The life of a military wife is often overlooked – often under-appreciated by the outside world. We do our jobs, raise our families, and support a hero at war in good times and bad. The life of a military wife is not a glamorous one, but it’s my life.


The moment I realized how different my pregnancy would be was at my 20 week ultrasound. This appointment is arguably one of the most significant milestones in any pregnancy, especially in anticipation of learning the sex of the baby. My husband and I coordinated a call at 11 PM (Iraq time) so he could be as much a part of the event as possible. My mom and cousin had also accompanied me, so I wouldn’t be alone.

As they set me up for my ultrasound, we got my husband on the phone.  Right away, the technician rudely told us we needed to hang up.  Assuming she didn’t understand, we explained the situation, but she wouldn’t budge, insisting we could not use cell phones in the room.  Claiming it was “Policy” (true) and that cell phones “Mess with the equipment” (untrue), the technician adamantly opposed our arguments to keep my husband on the phone.

At this point, after many failed attempts, we had to hang up.

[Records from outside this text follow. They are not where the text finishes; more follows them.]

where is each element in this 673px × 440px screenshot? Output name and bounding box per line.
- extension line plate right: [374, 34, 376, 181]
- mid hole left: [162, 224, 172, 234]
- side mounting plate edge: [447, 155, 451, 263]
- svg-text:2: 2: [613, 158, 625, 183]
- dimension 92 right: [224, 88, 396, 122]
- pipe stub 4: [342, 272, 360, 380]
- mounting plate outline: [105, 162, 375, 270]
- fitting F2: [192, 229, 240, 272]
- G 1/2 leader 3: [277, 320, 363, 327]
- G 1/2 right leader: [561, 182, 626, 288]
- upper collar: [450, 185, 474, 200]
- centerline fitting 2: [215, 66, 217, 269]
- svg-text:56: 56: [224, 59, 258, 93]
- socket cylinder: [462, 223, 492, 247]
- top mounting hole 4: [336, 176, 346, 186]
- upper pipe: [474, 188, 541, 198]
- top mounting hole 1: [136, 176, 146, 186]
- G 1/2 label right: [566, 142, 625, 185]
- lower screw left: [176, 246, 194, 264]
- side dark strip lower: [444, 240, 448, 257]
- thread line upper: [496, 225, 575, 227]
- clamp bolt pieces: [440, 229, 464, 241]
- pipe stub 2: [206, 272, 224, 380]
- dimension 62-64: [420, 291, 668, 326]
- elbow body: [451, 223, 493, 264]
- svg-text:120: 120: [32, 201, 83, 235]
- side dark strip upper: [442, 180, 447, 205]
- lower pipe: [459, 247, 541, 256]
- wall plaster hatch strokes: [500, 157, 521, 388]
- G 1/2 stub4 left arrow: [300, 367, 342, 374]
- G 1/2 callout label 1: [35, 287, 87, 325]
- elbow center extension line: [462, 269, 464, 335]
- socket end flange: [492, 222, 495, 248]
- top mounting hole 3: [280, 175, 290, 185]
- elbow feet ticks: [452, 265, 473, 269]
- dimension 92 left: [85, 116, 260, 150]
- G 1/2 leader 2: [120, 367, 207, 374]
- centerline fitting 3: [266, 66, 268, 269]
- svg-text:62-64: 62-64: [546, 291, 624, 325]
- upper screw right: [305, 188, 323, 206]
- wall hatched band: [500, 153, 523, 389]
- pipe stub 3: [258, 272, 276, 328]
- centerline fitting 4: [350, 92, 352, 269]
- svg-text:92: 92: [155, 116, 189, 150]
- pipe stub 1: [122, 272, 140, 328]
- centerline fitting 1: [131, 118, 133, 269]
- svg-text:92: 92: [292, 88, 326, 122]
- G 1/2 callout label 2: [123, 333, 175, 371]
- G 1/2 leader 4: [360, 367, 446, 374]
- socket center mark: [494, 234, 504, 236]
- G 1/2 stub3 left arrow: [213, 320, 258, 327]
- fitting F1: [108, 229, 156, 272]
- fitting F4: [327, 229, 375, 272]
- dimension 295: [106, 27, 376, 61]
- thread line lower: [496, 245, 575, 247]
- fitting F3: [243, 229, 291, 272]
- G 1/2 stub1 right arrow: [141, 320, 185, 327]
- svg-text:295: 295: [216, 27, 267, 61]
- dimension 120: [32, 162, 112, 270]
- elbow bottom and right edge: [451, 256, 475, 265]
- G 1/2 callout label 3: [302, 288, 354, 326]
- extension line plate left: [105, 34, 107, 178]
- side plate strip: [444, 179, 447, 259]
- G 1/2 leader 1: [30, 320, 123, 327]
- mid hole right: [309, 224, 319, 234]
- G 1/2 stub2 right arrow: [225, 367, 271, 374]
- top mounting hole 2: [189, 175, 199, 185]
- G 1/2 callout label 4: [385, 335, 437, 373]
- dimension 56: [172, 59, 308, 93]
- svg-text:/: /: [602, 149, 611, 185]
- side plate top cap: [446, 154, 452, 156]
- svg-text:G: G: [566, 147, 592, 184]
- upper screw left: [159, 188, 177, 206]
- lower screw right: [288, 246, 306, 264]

I was upset and wanted to leave. I remember thinking to myself “These two women in the room with me have taken time out of their schedule and traveled to this appointment – I must carry on.”


It’s unfortunate that this is my memory of one of the most treasured moments in my life, and one that I am not able to “redo”, as we have been unable to have more children. Despite hard times, loneliness, anger and frustration, military wives must stay strong for our families and loved ones. Delivering a baby, four more nerve-racking hospital visits after the birth, and my father being diagnosed with prostate cancer during the experience tested every last bit of my physical and emotional strength – But I had a mission of my own, and there was no giving up.

Our husbands put their lives in danger every single day, yet the world at home continues – mostly as if nothing is happening. When following up with my OBGYN, the health care facility sent someone to talk about policy and how the technician was correct in her actions.  I expressed my disappointment in their stance and pleaded to make exceptions when there are extenuating circumstances such as this, and that I hoped no one else had to experience this.

Perhaps some silver lining to our story – I’ve heard hospitals have become more accepting of calls like mine in recent years. Most importantly for me – I came out on the other side with my little buddy, and we’ve since had many happy, healthy years together as a family.”